Sunday, 28 de April de 2024 ISSN 1519-7670 - Ano 24 - nº 1285

Os bastidores do vídeo polêmico sobre Maomé

Nos últimos dias, muito se falou do filme que foi um dos responsáveis pelos protestos no Cairo, Iêmen e Líbia, incluindo o que levou à morte o embaixador americano na Líbia e outros três membros de sua equipe. Inicialmente, a mídia afirmou que o filme Innocence of Muslims (Inocência dos Muçulmanos, tradução livre) havia sido feito por um produtor israelense com o nome de Sam Bacile. Um dos americanos envolvidos no filme disse, no entanto, que Bacile não era israelense e que o nome era provavelmente um pseudônimo.

A AP emitiu uma correção extensa sobre como a agência identificou o autor/diretor do filme como Bacile e como posteriormente foi incapaz de confirmar a “existência da pessoa com esse nome” – que, na realidade, era pseudônimo de Nakoula Basseley Nakoula. O The Wall Street Journal citou Bacile em sua reportagem e também emitiu uma correção.

Adrian Chen escreveu no Gawker que Bacile pode, na realidade, ser um membro da seita egípcia copta cristã. Bret Stephens, do The Wall Street Journal, ligou o suspeito ao nome de Abanob Basseley. A Time fez uma tabela com informações sobre quem são os supostos envolvidos no filme.

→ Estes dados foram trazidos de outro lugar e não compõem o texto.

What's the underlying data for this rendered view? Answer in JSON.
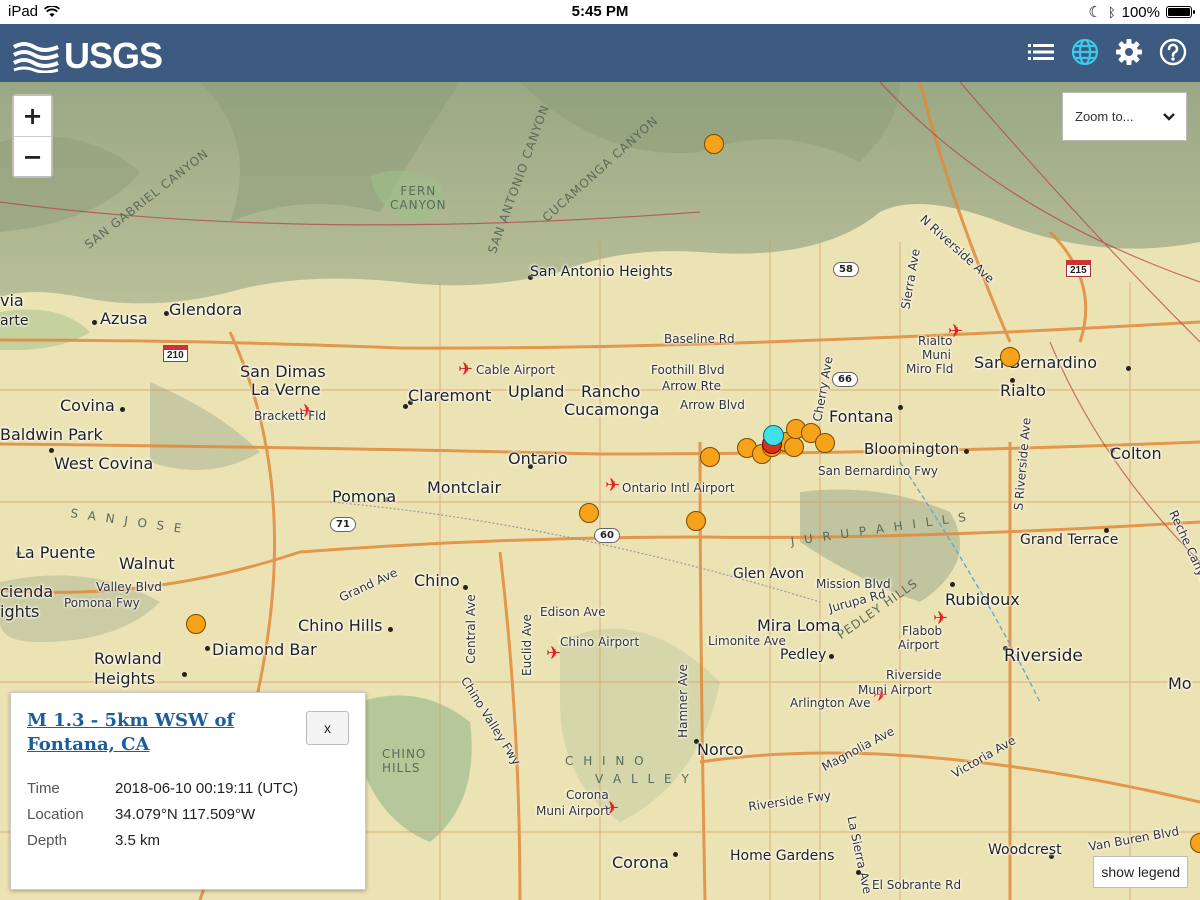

O próprio vídeo é tão estranho quanto seus bastidores. A AP e o The New York Times divulgaram que o filme foi exibido diante de uma pequena plateia em um cinema obscuro de Hollywood, mas houve questionamentos sobre como foi produzido. Rosie Gray, do BuzzFeed, observou a qualidade amadora de produção e de edição e levantou a hipótese se era meramente uma junção de trechos de outros filmes. Tanto Gray quanto Sarah Abdurrahman, do On the Media, observaram que todo nome e referência religiosa foi claramente dublado, o que leva a crer que os atores acreditaram que o filme era sobre algo completamente diferente. Adrian Chen, do Gawker, conversou com uma atriz do filme que disse estar decepcionada sobre o tema. James Poniewozik, da Time, lamentou o fato que um filme tão ridículo tenha gerado uma resposta tão violenta.

A liberdade de expressão na web

Há, ainda, outros ângulos editoriais à matéria. Diversos jornais publicaram a foto do embaixador americano Christopher Stevens depois dos ataques, alguns inclusive na capa. A ombudsman do New York Times, Margaret Sullivan, defendeu a divulgação da foto online, mas afirmou que não a publicaria na capa. O Departamento de Defesa dos EUA pediu ao jornal para remover a foto – o que foi recusado.

A administração do presidente Barack Obama pediu ao YouTube que revisasse o trailer do filme, para verificar se estaria de acordo com suas práticas de uso, informou o secretário de imprensa Jay Carney. O Google listou oito razões em sua página sobre normas de conduta de comunidades do YouTube para tirar um vídeo do ar. Incitar protestos não é uma delas. Mas, depois que a Casa Branca alertou que o filme espalhou violência no Oriente Médio, o Google acabou bloqueando o acesso ao trailer no Egito, Líbia, Indonésia e Afeganistão, onde vive mais de ¼ do 1,6 bilhão de muçulmanos do mundo.

Especialistas legais e defensores de liberdades civis, por sua vez, alegam que a controvérsia reforçou como empresas de internet, em sua maior parte com sede nos EUA, tornaram-se árbitros globais da liberdade de expressão, considerando temas complexos que tradicionalmente são debatidos em cortes e, ocasionalmente, por tratados internacionais. “O Google tem mais poder do que o governo egípcio ou americano”, opinou Tim Wu, professor de direito da Universidade da Columbia. “A maior parte da liberdade de expressão hoje não tem a ver com o governo, mas com empresas”.

Ao bloquear temporariamente o vídeo em alguns países, especialistas legais alegam que o Google implicitamente invocou o conceito de “perigo claro e presente”. Essa é uma exceção-chave das proteções da Primeira Emenda americana, na qual a liberdade de expressão é guardada de maneira mais cuidadosa do que em qualquer lugar do mundo. Informações de Mark Coddington [Nieman Journalism Lab, 14/9/12], de Craig Silverman [Poynter, 14/9/12], de Craig Timberg [The Washington Post, 15/9/12] e de Byron Tau [Politico, 14/9/12].